Stems branched, especially distally, terete to slightly compressed, to 75 cm. Leaves: those of main stem only slightly larger than those of branches; stipules with stipular sheaths not inflated, 0.8–1.1 cm, ligule 0.8 mm; blade linear, 5.6–9.2 cm × 0.2–1 mm, apex acute to mucronate or apiculate; veins 1–3. Inflorescences: peduncles terminal or axillary, erect to ascending, cylindric, 4.5–11.4 cm; spikes moniliform to cylindric, 14–22 mm; verticels 3–5. Fruits yellow-brown to brown, oblanceoloid, 3.8–4 × 2.5–3.1 mm; beak toward abaxial margin, erect, 0.5–1.1 mm. 2n = 78.
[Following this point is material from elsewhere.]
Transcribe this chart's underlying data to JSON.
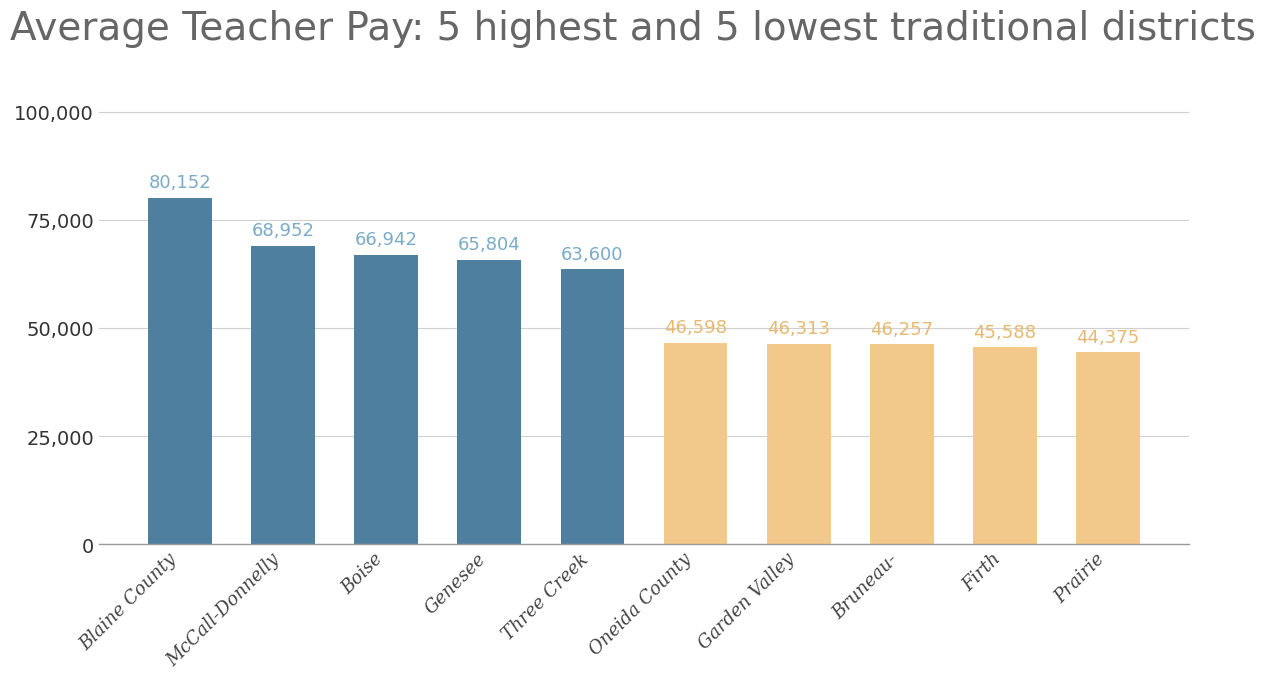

Phenology: Flowering summer–fall.
Habitat: Brackish to alkaline waters of lakes, streams, rivers, and estuaries
Elevation: 0–2400 m
St. Pierre and Miquelon, Alta., B.C., Man., N.B., Nfld. and Labr. (Nfld.), N.W.T., N.S., Ont., P.E.I., Que., Sask., Yukon, Ala., Alaska, Ariz., Ark., Calif., Colo., Conn., Fla., Idaho, Ill., Ind., Iowa, Kans., Ky., La., Maine, Md., Mass., Mich., Minn., Mo., Mont., Nebr., Nev., N.H., N.J., N.Mex., N.Y., N.C., N.Dak., Ohio, Okla., Oreg., Pa., R.I., S.Dak., Tenn., Tex., Utah, Vt., Va., Wash., W.Va., Wis., Wyo., Mexico, Central America, South America, Eurasia, Australia.
No specimens have been seen from Delaware, but the species is to be expected there.
The sago-pondweed is among the most important species as food for waterfowl (E. Moore 1913). The species reproduces vegetatively by underground tubers and is spread by various duck species, especially canvas backs. In a study of food for ducks, a population of canvas backs was observed feeding in aquatic vegetation comprised of several genera, including sago-pondweed. When the stomach contents were examined, they were found to contain essentially 100% tubers of sago-pondweed (E. Moore 1913).
Two hybrids with this species as a putative parent have been described under the genus Potamogeton. These are P. pectinatus × P. vaginatus (= P. × bottnicus Hagström) and P. filiformis × P. pectinatus (= P. × suecicus K. Richter).